Farage äußerte sich angesichts des Sieges euphorisch. Der Triumph der Brexit-Befürworter werde das gescheiterte Projekt der Europäischen Union in die Knie zwingen. "Wir werden das geschafft haben, ohne kämpfen zu müssen — ohne dass auch nur eine einzige Kugel abgefeuert werden musste", sagte Farage am Freitag zum Ausgang des Brexit-Referendums.

"Über einem unabhängigen Vereinigten Königreich bricht das Morgenrot herein", rief Farage unter dem Jubel seiner Anhänger in London. "Wenn die Voraussagen nun stimmen, wird dies ein Sieg für echte Leute, für gewöhnliche Leute, für anständige Leute sein." Den 23. Juni rief er zum "Independence Day", also zum Unabhängigkeitstag, aus.

Das Pfund lag da bereits nur noch bei 1,33 Dollar. Auch die deutsche Wirtschaft reagiert auf den Brexit. Der deutsche Leitindex Dax sackte zum Börsenstart am Freitag um 9,98 Prozent auf 9233,48 Punkte ab.
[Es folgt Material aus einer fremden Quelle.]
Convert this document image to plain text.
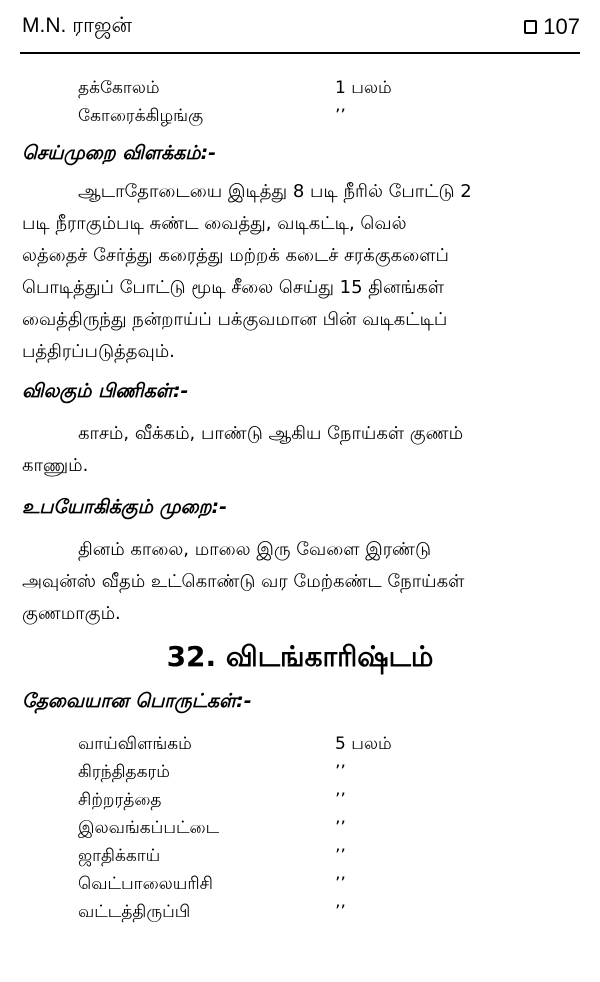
M.N. ராஜன்	107
தக்கோலம்	1 பலம்
கோரைக்கிழங்கு	’’
செய்முறை விளக்கம்:-
ஆடாதோடையை இடித்து 8 படி நீரில் போட்டு 2
படி நீராகும்படி சுண்ட வைத்து, வடிகட்டி, வெல்
லத்தைச் சேர்த்து கரைத்து மற்றக் கடைச் சரக்குகளைப்
பொடித்துப் போட்டு மூடி சீலை செய்து 15 தினங்கள்
வைத்திருந்து நன்றாய்ப் பக்குவமான பின் வடிகட்டிப்
பத்திரப்படுத்தவும்.
விலகும் பிணிகள்:-
காசம், வீக்கம், பாண்டு ஆகிய நோய்கள் குணம்
காணும்.
உபயோகிக்கும் முறை:-
தினம் காலை, மாலை இரு வேளை இரண்டு
அவுன்ஸ் வீதம் உட்கொண்டு வர மேற்கண்ட நோய்கள்
குணமாகும்.
32. விடங்காரிஷ்டம்
தேவையான பொருட்கள்:-
வாய்விளங்கம்	5 பலம்
கிரந்திதகரம்	’’
சிற்றரத்தை	’’
இலவங்கப்பட்டை	’’
ஜாதிக்காய்	’’
வெட்பாலையரிசி	’’
வட்டத்திருப்பி	’’
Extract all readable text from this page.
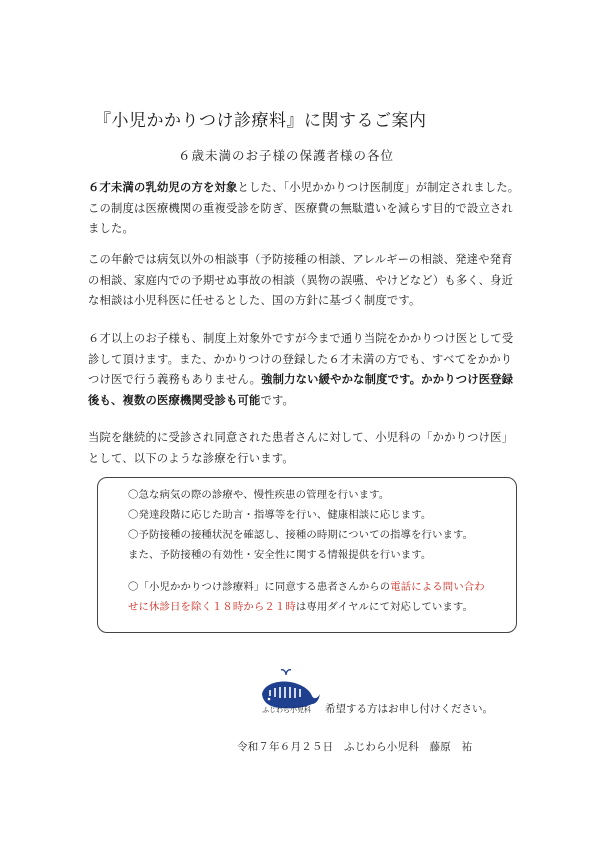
『小児かかりつけ診療料』に関するご案内
６歳未満のお子様の保護者様の各位

６才未満の乳幼児の方を対象とした、「小児かかりつけ医制度」が制定されました。この制度は医療機関の重複受診を防ぎ、医療費の無駄遣いを減らす目的で設立されました。

この年齢では病気以外の相談事（予防接種の相談、アレルギーの相談、発達や発育の相談、家庭内での予期せぬ事故の相談（異物の誤嚥、やけどなど）も多く、身近な相談は小児科医に任せるとした、国の方針に基づく制度です。

６才以上のお子様も、制度上対象外ですが今まで通り当院をかかりつけ医として受診して頂けます。また、かかりつけの登録した６才未満の方でも、すべてをかかりつけ医で行う義務もありません。強制力ない緩やかな制度です。かかりつけ医登録後も、複数の医療機関受診も可能です。

当院を継続的に受診され同意された患者さんに対して、小児科の「かかりつけ医」として、以下のような診療を行います。

〇急な病気の際の診療や、慢性疾患の管理を行います。
〇発達段階に応じた助言・指導等を行い、健康相談に応じます。
〇予防接種の接種状況を確認し、接種の時期についての指導を行います。
また、予防接種の有効性・安全性に関する情報提供を行います。
〇「小児かかりつけ診療料」に同意する患者さんからの電話による問い合わ
せに休診日を除く１８時から２１時は専用ダイヤルにて対応しています。
ふじわら小児科 希望する方はお申し付けください。
令和７年６月２５日　ふじわら小児科　藤原　祐
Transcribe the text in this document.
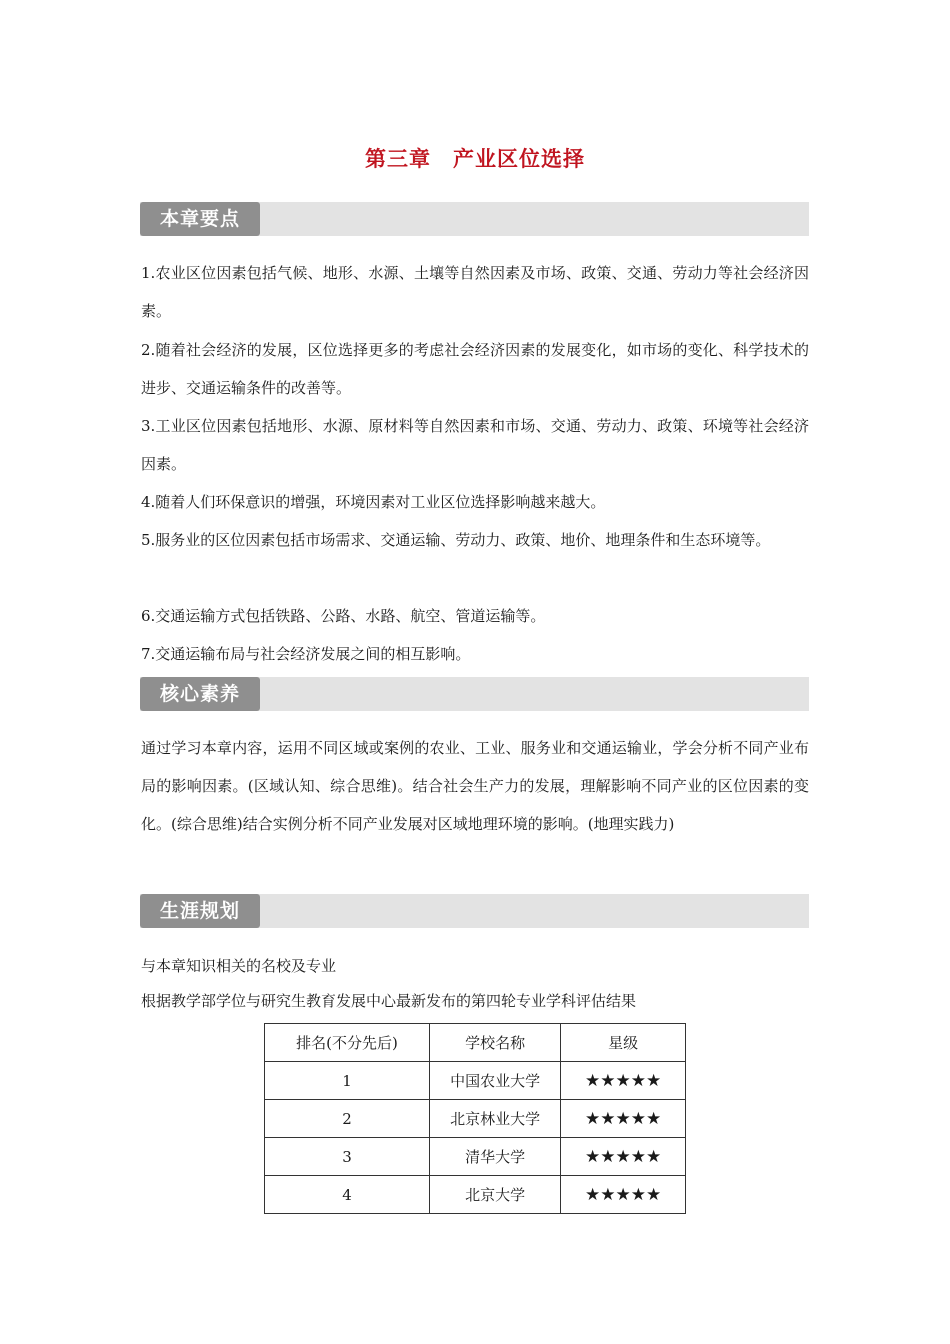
第三章　产业区位选择
本章要点
1.农业区位因素包括气候、地形、水源、土壤等自然因素及市场、政策、交通、劳动力等社会经济因素。
2.随着社会经济的发展，区位选择更多的考虑社会经济因素的发展变化，如市场的变化、科学技术的进步、交通运输条件的改善等。
3.工业区位因素包括地形、水源、原材料等自然因素和市场、交通、劳动力、政策、环境等社会经济因素。
4.随着人们环保意识的增强，环境因素对工业区位选择影响越来越大。
5.服务业的区位因素包括市场需求、交通运输、劳动力、政策、地价、地理条件和生态环境等。
6.交通运输方式包括铁路、公路、水路、航空、管道运输等。
7.交通运输布局与社会经济发展之间的相互影响。
核心素养
通过学习本章内容，运用不同区域或案例的农业、工业、服务业和交通运输业，学会分析不同产业布局的影响因素。(区域认知、综合思维)。结合社会生产力的发展，理解影响不同产业的区位因素的变化。(综合思维)结合实例分析不同产业发展对区域地理环境的影响。(地理实践力)
生涯规划
与本章知识相关的名校及专业
根据教学部学位与研究生教育发展中心最新发布的第四轮专业学科评估结果
排名(不分先后)	学校名称	星级
1	中国农业大学	★★★★★
2	北京林业大学	★★★★★
3	清华大学	★★★★★
4	北京大学	★★★★★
Einige der Dax-Unternehmen wie Deutsche Bank und ThyssenKrupp verloren zweistellig. Dafür legen die Menschen ihr Geld in Staatsanleihen an. Auf diese gibt es mittlerweile Minusrenditen.

Der britische Premierminister David Cameron nahm sich gut eineinhalb Stunden Zeit, bis er auf das Ergebnis öffentlich reagierte. Vor der Downing Street 10 erklärte er, dass er den Weg für eine neue Regierung frei machen werde. "Ich glaube nicht, dass ich der Kapitän sein sollte, der das Land in die neue Richtung führt", sagte Cameron. Die nächsten drei Monate wird er aber im Amt bleiben, damit die Regierungsarbeit weiterlaufen könne.

EU-Parlamentschef Martin Schulz sagte nach einem Krisentreffen in Brüssel: "Beide Seiten sollten gegenseitig ihre unterschiedlichen Ansichten respektieren. Wir sind sehr traurig über die Entscheidung der Wähler."

Bundeskanzlerin Angela Merkel, Frankreichs Präsident François Hollande und EU-Gipfelchef Donald Tusk aus Polen führten ein Krisentelefonat. Am Dienstag werden sich die Regierungschefs zum EU-Gipfel treffen.